2007 GSA Denver Annual Meeting (28–31 October 2007)

Paper No. 7
Presentation Time: 3:35 PM

LITHOSPHERIC FLEXURE: THE KEY TO UNDERSTANDING THE DIVERSE SHAPES OF LARGE VOLCANOES ON VENUS


MCGOVERN, Patrick J., Lunar and Planetary Institute, 3600 Bay Area Blvd, Houston, TX 77058 and RUMPF, M. Elise, Dept. of Geology, State University of New York at Buffalo, Buffalo, NY 14261, mcgovern@lpi.usra.edu

Large volcanic edifices comprise a significant portion of the geologic record of Venus, as revealed by radar-based imaging and ranging of the surface of that planet.
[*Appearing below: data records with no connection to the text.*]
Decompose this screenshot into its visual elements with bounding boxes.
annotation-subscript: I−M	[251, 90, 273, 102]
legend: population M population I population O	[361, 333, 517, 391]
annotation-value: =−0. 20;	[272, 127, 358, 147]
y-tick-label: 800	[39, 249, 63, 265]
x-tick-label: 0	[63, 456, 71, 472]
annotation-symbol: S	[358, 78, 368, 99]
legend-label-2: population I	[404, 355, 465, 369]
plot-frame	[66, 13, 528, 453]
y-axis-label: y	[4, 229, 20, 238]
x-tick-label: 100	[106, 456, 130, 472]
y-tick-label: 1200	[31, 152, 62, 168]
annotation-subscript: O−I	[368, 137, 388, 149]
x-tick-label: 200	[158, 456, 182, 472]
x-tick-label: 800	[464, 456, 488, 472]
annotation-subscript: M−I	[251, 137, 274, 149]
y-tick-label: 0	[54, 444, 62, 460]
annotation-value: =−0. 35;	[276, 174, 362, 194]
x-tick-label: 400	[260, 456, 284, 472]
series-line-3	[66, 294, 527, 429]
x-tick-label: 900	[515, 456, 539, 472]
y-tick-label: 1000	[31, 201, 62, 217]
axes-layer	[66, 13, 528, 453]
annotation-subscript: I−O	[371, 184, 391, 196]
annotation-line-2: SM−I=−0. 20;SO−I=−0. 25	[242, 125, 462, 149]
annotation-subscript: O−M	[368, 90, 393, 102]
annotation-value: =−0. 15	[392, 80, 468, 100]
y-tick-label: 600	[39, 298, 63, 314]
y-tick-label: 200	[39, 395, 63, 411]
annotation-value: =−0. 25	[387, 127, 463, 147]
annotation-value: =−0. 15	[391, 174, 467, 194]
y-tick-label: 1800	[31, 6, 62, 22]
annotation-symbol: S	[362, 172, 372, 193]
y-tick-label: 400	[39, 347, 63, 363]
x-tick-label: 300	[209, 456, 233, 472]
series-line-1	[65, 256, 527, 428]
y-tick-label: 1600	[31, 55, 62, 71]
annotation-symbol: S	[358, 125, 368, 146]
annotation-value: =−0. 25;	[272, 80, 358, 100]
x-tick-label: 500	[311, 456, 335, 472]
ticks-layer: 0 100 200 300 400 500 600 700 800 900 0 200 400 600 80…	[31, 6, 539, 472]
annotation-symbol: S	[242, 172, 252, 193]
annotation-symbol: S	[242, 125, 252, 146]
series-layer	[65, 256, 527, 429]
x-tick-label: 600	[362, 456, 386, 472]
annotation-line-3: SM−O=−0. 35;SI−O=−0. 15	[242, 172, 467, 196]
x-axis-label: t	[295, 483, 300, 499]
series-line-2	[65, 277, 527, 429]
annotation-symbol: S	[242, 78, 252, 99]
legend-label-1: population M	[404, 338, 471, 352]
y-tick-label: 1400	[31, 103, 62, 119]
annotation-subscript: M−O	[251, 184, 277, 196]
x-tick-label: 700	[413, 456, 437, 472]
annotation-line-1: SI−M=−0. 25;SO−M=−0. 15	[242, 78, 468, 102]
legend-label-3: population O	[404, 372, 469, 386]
These edifices display a range of shapes from conical to dome-shaped. Furthermore, the class of large volcanoes on Venus overlaps with a class of features, called coronae, that are typified by annular-shaped tectonics, topography, or both. These volcanoes are large enough to induce flexure in the underlying lithosphere, inducing potentially large stresses there. Such stresses may, in turn, affect subsequent magma ascent paths through the lithosphere, thereby influencing the evolution and structure of the volcano. To examine this interaction, we calculate stresses via analytic models of axisymmetric lithospheric flexure, in conjunction two criteria for magma ascent, including a formulation that relates lithospheric stress gradients to magma ascent velocity in dikes. Our models demonstrate a strong influence of flexural stresses on the shape of a volcanic edifice. In particular, the thickness of the elastic lithosphere (Te) modulates stresses magnitudes and flexural wavelengths of the response, such that each particular edifice shape (conical, domical, and annular) has a corresponding range of Te (high, moderate, and low, respectively) that favors volcanic construction of that shape. This link between lithosphere thickness, magma ascent, and edifice shape has several implications. First, it provides a new scenario for construction of a subset of coronae, namely, those with substantial annular topography and lava flows associated with such relief. The structure and surficial geology of such coronae may then result from volcanic construction (by effusion and intrusion) rather than from surface deformation induced by subsurface flow (usually diapiric) in the crust and mantle, as posited by a class of popular models for corona formation. Intra-lithospheric sills in particular appear to be crucial paths of magma transport for annular and domical edifices. Second, since Te can be considered a proxy for the thermal gradient in the lithosphere, the discovery of the lithosphere-shape link raises the exciting prospect of using spatial variations in volcanic edifice morphology to map the thermal state of the lithosphere (corresponding to the time of volcanic construction).